# 2.1 Understanding word embedding

Deep neural network models, including large language models (LLMs), cannot process raw text directly. 
Because text is categorical data, it is incompatible with the mathematical operations used to implement and train neural networks. 
Therefore, we need a way to represent words as continuous-valued vectors. 
(Readers who are not familiar with vector and tensor calculations in context can learn more in Appendix A, A2.2, “Understanding Tensors.”)

The concept of converting data into a vector format is often referred to as embedding.
As shown in Figure 2.2, by using specific neural network layers or other pre-trained neural network models, we can embed different types of data, such as video, audio, and text.

**Figure 2.2

Deep learning models cannot process raw data formats such as video, audio, and text.
Therefore, we use embedding models to convert these raw data into dense vector representations so that deep learning architectures can easily understand and process the raw data.
Specifically, this figure shows the process of converting raw data into a three-dimensional numerical vector.
It is important to note that different data formats require different embedding models.
For example, an embedding model designed for text is not suitable for embedding audio or video data. **

![fig2.2](https://github.com/datawhalechina/llms-from-scratch-cn/blob/main/Translated_Book/img/fig-2-2.jpg?raw=true)

Essentially, an embedding is a mapping that maps discrete objects, such as words, images, or even entire documents, to points in a continuous vector space — the main purpose of embeddings is to convert non-numeric data into a format that neural networks can process.

While word embeddings are the most common form of text embedding, they can also be used to embed sentences, paragraphs, or entire documents.
Sentence or paragraph embeddings are a popular choice for retrieval-augmented generation. Retrieval-augmented generation combines generation (e.g., producing text) and retrieval (e.g., searching an external knowledge base) to pull relevant information while generating text. These techniques are beyond the scope of this book.
Since our goal is to train large language models (LLMs) like GPT, which learn to generate text one word at a time, this chapter focuses on word embeddings.

There are many algorithms and frameworks that have been developed to generate word embeddings.
One of the earliest and most popular examples is the Word2Vec method.
The Word2Vec trained neural network architecture generates word embeddings by predicting the context of a given target word or vice versa.
The main idea of ​​the Word2Vec architecture is that words that appear in similar contexts tend to have similar meanings.
Therefore, when the word embeddings are projected into a two-dimensional space for easy visualization, similar terms can be seen clustered together, as shown in Figure 2.3.

**Figure 2.3 If word embeddings are two-dimensional, we can plot them in a two-dimensional scatter plot for easy visualization, as shown in this figure. When using word embedding techniques such as Word2Vec, words corresponding to similar concepts are usually close to each other in the embedding space. For example, different types of birds are closer to each other in the embedding space than countries and cities. **

![fig2.3](https://github.com/datawhalechina/llms-from-scratch-cn/blob/main/Translated_Book/img/fig-2-3.jpg?raw=true)
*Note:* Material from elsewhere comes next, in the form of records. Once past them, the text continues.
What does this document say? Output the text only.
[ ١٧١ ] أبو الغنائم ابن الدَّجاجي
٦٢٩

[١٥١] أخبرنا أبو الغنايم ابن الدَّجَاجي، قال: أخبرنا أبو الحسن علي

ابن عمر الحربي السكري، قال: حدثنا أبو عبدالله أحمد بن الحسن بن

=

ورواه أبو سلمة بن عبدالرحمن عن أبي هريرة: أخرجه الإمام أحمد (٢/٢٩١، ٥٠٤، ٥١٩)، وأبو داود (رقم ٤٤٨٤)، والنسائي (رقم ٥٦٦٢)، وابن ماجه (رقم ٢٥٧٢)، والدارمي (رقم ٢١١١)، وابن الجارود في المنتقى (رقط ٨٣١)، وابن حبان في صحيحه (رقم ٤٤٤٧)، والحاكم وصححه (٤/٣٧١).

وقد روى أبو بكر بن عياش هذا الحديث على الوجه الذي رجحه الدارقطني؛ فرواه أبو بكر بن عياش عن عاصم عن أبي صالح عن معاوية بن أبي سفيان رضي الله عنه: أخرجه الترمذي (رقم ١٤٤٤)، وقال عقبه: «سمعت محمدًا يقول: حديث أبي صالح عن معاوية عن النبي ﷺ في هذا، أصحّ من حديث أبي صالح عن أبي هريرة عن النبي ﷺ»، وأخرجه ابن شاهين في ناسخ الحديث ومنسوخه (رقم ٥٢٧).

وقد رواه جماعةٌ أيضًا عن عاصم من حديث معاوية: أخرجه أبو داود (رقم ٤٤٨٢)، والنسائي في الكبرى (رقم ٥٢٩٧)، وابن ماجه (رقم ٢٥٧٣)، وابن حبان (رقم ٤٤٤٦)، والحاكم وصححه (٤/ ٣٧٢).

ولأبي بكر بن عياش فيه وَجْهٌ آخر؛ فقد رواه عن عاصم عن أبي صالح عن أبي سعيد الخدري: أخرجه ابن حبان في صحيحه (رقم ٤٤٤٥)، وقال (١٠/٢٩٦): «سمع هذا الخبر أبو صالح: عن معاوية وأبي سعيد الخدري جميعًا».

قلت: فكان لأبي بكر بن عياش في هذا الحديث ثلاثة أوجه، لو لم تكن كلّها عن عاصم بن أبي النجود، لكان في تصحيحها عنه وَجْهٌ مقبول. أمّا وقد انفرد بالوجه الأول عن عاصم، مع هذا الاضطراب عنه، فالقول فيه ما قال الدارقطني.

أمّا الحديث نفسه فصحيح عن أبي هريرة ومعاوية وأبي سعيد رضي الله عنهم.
Word embeddings can have different dimensions, ranging from one dimension to thousands of dimensions.
As shown in Figure 2.3, we can choose a two-dimensional word embedding for easy visualization.
Higher dimensions may capture more subtle relationships between words, but at the cost of decreased computational efficiency.

While we can use pretrained models such as Word2Vec to generate embeddings for machine learning models, large language models (LLMs) typically generate their own embeddings that are part of the input layer and updated during training.
The advantage of optimizing embeddings as part of LLM training, rather than using Word2Vec, is that the embeddings are optimized for the specific task and data at hand.
We will implement such an embedding layer later in this chapter.
In addition, as we discussed in Chapter 3, LLMs can also create contextualized output embeddings.

Unfortunately, high-dimensional embeddings are challenging to visualize because our sensory perception and common graphical representations are inherently limited to three dimensions or less, which is why Figure 2.3 shows a 2D embedding in a 2D scatter plot).
However, when working with large language models (LLMs), we typically use embeddings with dimensions much higher than those shown in Figure 2.3.
For GPT-2 and GPT-3, the embedding size (often referred to as the dimensionality of the model's hidden state) varies depending on the specific model variant and size.
This is a trade-off between performance and efficiency.
The smallest GPT-2 (117 million parameters) and GPT-3 (125 million parameters) models use an embedding size of 768 dimensions to provide a concrete example. The largest GPT-3 model (175 billion parameters) uses an embedding size of 12,288 dimensions.

The rest of this chapter describes the steps required to prepare embeddings for a large language model (LLM), including segmenting text into words, converting words into tokens, and converting tokens into embedding vectors.